Fürchtet euch nicht!
Mit diesen Worten rief Jesus seine Jünger zu Mut und Zuversicht auf. „Fürchtet euch nicht!“ – diese Worte sind laut Google in der Bibel 366-mal zu lesen.
Im normalen Leben, überall auf der Welt, sind die politisch Verantwortlichen aber eher darauf bedacht, ihre Bürger mit Ängsten einzuschüchtern. So verhält es sich auch bei uns in Deutschland.
Wir sollen Angst haben vor dem Klimawandel, vor Putin und Trump, besonders vor der AfD.
Vor allen Dingen sollen wir uns aus Angst vor persönlichen Problemen (Streit mit Nachbarn und Arbeitskollegen oder Ärger mit der Justiz) davor fürchten, unliebsame Gedanken zu bestimmten Themen öffentlich zu äußern, weil man dann schnell ins Visier von Gesinnungswächtern und Denunzianten geraten könnte.

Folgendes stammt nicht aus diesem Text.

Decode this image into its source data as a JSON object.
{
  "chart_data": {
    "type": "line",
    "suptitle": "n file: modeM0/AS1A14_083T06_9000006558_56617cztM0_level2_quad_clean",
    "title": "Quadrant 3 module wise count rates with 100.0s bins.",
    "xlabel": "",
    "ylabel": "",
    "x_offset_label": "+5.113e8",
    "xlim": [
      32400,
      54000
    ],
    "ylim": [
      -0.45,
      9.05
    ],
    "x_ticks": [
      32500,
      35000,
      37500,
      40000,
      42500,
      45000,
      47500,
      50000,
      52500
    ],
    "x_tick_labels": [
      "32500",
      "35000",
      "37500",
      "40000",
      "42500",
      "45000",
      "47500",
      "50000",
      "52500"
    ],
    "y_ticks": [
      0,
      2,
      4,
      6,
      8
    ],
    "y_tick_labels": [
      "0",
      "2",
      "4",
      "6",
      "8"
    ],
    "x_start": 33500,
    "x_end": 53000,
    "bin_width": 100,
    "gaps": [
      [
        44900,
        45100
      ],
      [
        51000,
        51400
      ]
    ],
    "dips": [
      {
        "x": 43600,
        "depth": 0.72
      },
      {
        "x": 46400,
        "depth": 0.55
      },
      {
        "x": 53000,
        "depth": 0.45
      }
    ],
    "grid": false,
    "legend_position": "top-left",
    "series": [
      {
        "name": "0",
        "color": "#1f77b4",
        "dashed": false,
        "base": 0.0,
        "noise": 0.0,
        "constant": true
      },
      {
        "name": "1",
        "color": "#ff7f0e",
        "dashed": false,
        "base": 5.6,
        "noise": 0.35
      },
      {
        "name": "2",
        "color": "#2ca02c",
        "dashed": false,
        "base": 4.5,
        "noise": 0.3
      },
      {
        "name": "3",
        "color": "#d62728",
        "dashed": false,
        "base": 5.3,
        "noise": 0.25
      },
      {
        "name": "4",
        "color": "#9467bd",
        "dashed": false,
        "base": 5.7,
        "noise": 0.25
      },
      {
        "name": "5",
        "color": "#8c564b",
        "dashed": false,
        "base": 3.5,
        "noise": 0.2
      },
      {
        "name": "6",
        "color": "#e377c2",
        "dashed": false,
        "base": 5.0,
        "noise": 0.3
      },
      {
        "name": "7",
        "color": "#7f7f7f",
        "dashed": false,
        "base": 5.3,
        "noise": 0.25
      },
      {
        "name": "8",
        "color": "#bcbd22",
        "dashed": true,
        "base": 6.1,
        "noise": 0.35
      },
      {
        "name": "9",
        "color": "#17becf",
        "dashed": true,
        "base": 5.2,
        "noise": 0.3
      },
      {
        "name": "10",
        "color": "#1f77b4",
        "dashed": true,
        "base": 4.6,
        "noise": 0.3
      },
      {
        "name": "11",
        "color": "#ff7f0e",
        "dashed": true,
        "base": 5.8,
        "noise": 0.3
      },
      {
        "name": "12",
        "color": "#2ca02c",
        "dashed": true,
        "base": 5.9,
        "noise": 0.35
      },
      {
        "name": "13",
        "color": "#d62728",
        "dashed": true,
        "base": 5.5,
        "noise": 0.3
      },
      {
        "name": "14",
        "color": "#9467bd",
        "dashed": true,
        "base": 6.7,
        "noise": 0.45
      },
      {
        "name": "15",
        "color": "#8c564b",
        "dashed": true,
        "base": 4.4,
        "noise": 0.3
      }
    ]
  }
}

Seltsam ist nur, dass wir nach den Vorstellungen des linkslastigen Establishments ausgerechnet vor kultureller Überfremdung und drohender Islamisierung keine Angst haben solleN:
Hinweise auf bedenkliche und unerträgliche Zustände werden oft abgestritten oder mit „Hass und Hetze“ in Verbindung gebracht.
Komisch, nicht wahr?
„Fürchtet euch nicht!“ Diese Worte verstehe ich auch als Aufforderung, sich nicht von Angst und Sorgen lähmen zu lassen, sondern mutig im Rahmen der Gesetze seine Meinung zu sagen.